The next day, Munn gave up smoking forever. It was his small sacrifice to get into a career of teaching athletics.
Years later, Gloucester High was extremely close to cutting its cross country and track and field programs. It was just the beginning of years of trying to save Gloucester athletic programs and facilities for Munn.
After leading the O'Maley Middle School cross country team, Munn would take over the varsity track and field reigns for the Fishermen in the mid-1990s.
"The principal said, we'll support you the first year, you just have to build something," Ricci Munn said. "In a two-year period, we had the best team in the conference. The main thing was that he wanted to give back and that he just took pride in the program."
Munn would go on to compile an astounding record of 235 victories against just nine losses in his GHS coaching career, capturing 10 NEC championships in outdoor track. His most prized coaching accomplishment came in 2000, when four of his pupils made history — world history.

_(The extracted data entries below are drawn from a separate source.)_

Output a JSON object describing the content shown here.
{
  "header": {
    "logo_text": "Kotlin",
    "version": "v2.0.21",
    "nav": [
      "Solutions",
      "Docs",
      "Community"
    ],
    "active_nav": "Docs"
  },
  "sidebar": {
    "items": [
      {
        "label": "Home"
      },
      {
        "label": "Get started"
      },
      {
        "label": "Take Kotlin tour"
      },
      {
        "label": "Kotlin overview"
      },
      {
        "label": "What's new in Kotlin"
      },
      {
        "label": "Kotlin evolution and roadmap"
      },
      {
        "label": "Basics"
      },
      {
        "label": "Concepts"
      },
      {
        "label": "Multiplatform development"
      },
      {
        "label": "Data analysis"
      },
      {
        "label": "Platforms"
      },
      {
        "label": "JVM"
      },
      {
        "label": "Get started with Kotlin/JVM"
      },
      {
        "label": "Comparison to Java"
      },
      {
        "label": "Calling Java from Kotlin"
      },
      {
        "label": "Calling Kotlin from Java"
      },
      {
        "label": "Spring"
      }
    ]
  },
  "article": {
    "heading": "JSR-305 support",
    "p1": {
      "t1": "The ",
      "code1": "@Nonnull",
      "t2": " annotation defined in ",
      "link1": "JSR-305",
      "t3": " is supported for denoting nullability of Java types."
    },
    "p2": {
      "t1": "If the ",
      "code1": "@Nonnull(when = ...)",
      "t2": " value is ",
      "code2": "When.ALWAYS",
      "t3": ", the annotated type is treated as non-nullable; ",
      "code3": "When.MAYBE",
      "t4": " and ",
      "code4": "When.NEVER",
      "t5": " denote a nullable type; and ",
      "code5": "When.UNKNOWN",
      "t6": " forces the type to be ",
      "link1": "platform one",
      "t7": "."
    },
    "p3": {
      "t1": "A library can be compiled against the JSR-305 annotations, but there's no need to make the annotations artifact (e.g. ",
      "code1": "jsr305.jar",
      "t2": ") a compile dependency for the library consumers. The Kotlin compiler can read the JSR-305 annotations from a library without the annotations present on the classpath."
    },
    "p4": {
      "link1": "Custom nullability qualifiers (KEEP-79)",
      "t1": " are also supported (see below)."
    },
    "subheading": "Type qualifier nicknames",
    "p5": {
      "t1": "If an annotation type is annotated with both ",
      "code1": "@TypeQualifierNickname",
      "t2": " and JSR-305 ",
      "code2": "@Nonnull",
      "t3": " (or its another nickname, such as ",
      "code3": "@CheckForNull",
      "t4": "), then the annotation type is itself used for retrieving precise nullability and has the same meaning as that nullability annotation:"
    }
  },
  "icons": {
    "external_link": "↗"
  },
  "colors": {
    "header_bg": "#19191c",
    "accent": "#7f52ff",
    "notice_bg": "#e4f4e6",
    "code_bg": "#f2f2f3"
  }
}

Munn later wrote of the accomplishment, "The four, seniors Tristan Colangelo and Shaun Milne, and juniors Ngai Otieno and Josh Palazola, were in New York to compete in the National Scholastic Indoor Track & Field Championships, and by the time they completed their 20-lap circuit around the Armory's steeply banked, 200-meter oval, they had accomplished what no other high school runners had ever done before.
"Competing in the top seeded heat of the distance medley relay (DMR), an event consisting of 1,200-, 400-, 800-, and 1,600-meter legs, not only had the boys from Gloucester finished first," Munn wrote, "they also literally obliterated the national record of 10:10.30 with an astounding, off-the-charts 9:59.94 clocking, the first and still only sub-10 minute DMR ever run indoors by a high school team anywhere in the world."
Munn was depressed for exactly one day following the news in late October 2010 that he had inoperable brain and intestinal cancer, according to Ricci-Munn. After that, it was the same old Munn. Still writing opinion columns for the Times, giving his athletes advice, living his life.
"I was on a camping trip with my wife when he first found out but he told me we needed to talk in the backyard when I got back," Ricci-Munn said. "He had a bottle of wine with him when he told me and he just said, 'let's just celebrate life and not sulk.' He had 10 tumors in his brain and he never once caved emotionally. He lived life the same way he always did until last Saturday morning when things took a turn."
In his final months, Munn was instrumental in the Newell Renewal project, an effort to build a new athletic stadium at Gloucester High, and has been outspoken against high school user fees for athletes. In November, Munn was honored and greeted by some 200 well-wishers in a special Gloucester Fishermen's Athletic Association reception at Cruiseport Gloucester.
"He felt you're closing the door on opportunities for young people when you make families pay for their kids to play sports," Ricci-Munn said. "He lived life to give back.
"No matter what you thought of his politics, he was always focused on giving back to people," Ricci-Munn said, "I think he maybe lost a decade of his life because of fighting all those issues over the years."